Patient data was collected from the Optum-Humedica database, which contains information on medications, lab results, diagnoses, and procedures across commercially insured patients in all 50 U.S. states. CAD cases were identified by the presence of disease-related terms in clinical notes on at least three separate assessments.
To be included in the study’s data, patients were required to have at least six months of follow-up before and after their diagnosis (or first CAD mention).
In total, the analysis included 410 CAD patients and 3,390 people without CAD (the control group) matched by sex, age, year of entry in the database, race, region of residence, comorbidities, and follow-up time.
Patients had a median age of 71.5 years, most were women (62%) and white (87%), and nearly half were from the Midwest (46%). On average, both patients and controls were followed for 89 months (nearly 7.5 years), with about three of those years being after diagnosis.
Compared to the control group, insured CAD patients had a higher incidence of disorders such as cancer (46.6% vs. 24.8%), mild liver disease (16.8% vs. 12.2%), and connective tissue or rheumatic disease (13.9% vs. 6.9%), but a lower incidence of diabetes with complications (9.3% vs. 13.9%) and without complications (24.9% vs. 37.9%).
In the year after diagnosis, people with CAD had significantly more inpatient admissions (0.83 vs. 0.25 for the control group), outpatient visits (17.26 vs. 6.77), and days with blood transfusions per patient (1.05 vs. 0.05).
This was also true in the six months preceding diagnosis, when patients required a mean of 0.37 hospital admissions compared to 0.1 for the control group, and needed more than twice as many outpatient visits than controls (6.4 vs. 2.92). They also more frequently used emergency room services (17% vs. 9%), and had a higher mean number of transfusion days per patient (0.35 vs. 0.01).
“The results of this study demonstrate that patients with CAD have high HRU [healthcare resource utilization] before and after index date, placing a substantial burden on patients and healthcare systems, and suggest that improved disease awareness and diagnostic practices may be needed,” the researchers wrote.

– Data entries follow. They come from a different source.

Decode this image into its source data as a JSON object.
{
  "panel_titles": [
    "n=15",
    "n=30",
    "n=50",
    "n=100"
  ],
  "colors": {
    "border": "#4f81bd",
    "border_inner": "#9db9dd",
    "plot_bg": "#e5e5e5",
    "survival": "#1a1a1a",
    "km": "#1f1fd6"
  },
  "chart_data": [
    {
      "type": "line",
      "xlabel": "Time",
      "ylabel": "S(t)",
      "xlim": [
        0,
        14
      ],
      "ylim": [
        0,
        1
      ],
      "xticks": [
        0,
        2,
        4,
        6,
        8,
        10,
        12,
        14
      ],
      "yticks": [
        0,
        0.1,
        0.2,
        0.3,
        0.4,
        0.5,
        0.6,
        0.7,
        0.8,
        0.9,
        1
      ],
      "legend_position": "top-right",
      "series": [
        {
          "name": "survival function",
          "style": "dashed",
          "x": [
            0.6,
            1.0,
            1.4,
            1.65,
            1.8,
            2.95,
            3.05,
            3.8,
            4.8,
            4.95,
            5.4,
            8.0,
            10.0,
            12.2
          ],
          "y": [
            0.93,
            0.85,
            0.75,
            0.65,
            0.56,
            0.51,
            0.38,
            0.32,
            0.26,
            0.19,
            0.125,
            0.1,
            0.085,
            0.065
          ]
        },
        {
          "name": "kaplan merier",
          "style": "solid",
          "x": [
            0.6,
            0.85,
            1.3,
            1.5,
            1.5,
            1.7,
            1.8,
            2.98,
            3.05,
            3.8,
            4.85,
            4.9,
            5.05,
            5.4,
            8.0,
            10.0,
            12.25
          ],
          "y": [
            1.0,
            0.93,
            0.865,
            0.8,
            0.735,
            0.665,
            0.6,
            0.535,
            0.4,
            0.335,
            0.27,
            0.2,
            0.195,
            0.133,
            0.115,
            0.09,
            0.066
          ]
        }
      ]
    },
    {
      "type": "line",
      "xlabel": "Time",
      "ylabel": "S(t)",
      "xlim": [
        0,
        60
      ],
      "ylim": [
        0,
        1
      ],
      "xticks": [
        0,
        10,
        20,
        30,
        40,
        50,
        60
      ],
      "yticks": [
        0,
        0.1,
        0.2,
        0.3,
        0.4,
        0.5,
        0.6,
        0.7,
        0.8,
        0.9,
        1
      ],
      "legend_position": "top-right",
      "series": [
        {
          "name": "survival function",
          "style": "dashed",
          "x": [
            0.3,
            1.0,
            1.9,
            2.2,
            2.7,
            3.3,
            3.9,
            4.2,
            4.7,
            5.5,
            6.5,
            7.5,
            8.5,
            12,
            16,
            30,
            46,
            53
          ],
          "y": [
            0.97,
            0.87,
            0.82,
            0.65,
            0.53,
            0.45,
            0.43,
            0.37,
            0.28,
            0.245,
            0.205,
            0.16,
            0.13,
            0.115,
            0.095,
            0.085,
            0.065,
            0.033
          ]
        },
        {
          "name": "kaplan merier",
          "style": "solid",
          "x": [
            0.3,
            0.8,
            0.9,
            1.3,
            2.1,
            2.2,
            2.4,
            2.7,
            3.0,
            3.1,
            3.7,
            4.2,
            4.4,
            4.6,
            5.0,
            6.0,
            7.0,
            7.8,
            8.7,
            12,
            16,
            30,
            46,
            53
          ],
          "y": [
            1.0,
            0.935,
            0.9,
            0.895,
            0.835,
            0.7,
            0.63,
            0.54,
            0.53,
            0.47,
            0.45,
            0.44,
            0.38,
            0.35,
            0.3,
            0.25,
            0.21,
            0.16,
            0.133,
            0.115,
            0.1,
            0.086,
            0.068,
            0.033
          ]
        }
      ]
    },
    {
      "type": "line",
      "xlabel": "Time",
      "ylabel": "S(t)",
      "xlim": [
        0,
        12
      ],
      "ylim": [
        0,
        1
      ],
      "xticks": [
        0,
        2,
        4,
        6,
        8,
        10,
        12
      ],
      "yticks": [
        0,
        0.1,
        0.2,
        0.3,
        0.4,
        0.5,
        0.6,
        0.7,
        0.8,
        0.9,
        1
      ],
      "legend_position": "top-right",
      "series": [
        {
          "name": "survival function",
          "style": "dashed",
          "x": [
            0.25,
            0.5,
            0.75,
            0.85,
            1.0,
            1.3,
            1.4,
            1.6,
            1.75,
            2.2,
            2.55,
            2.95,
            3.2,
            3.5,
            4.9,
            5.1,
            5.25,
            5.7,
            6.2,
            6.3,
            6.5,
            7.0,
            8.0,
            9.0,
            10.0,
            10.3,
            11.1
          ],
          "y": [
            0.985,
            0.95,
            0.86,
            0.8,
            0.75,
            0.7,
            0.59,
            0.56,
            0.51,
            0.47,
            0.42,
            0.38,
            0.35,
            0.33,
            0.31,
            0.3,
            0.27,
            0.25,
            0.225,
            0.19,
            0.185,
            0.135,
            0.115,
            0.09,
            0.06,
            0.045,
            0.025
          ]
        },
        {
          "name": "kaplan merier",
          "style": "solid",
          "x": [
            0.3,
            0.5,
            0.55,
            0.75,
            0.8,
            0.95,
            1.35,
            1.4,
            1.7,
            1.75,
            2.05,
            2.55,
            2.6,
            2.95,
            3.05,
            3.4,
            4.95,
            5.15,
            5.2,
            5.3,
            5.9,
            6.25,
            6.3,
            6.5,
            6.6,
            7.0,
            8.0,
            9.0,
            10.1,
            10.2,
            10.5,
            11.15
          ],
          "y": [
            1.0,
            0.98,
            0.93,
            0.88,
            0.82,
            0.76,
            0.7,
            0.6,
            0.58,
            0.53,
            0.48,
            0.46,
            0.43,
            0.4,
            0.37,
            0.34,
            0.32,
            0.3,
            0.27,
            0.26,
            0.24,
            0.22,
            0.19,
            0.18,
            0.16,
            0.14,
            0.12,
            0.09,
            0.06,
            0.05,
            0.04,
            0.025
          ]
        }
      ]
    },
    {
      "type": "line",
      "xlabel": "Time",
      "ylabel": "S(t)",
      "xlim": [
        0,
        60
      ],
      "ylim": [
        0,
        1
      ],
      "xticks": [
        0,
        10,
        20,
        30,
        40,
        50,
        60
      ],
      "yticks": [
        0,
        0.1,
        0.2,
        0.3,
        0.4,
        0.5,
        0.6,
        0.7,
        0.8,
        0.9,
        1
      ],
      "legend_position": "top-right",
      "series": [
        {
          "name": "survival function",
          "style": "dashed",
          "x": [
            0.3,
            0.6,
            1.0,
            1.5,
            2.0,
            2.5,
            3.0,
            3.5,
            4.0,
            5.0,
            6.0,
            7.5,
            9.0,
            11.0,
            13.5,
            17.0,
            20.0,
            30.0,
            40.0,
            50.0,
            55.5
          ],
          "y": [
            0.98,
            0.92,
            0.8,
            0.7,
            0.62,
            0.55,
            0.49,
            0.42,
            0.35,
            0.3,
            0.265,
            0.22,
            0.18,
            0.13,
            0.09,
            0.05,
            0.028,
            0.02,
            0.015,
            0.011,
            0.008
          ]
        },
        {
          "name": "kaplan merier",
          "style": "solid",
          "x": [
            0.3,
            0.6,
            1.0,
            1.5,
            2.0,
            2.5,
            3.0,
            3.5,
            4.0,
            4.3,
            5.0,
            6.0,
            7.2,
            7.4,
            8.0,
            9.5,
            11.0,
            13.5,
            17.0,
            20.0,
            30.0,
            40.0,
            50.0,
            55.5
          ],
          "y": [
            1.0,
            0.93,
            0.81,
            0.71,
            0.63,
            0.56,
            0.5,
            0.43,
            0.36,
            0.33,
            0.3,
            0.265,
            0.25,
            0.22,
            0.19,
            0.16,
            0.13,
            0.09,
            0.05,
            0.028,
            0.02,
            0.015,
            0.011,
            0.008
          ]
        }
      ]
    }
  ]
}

Results remained significant when researchers examined only patients and controls without any additional diseases to avoid potential confounding. According to the team, the persistence of a higher healthcare use in this group “indicates that our findings cannot be solely owing to the presence of underlying comorbidities or other related disorders.”
The team added that the study included only commercially insured CAD patients, which may not represent the entire CAD population. Still, the findings help further understanding of a rare disease for which sufficient data are difficult to obtain, the scientists said.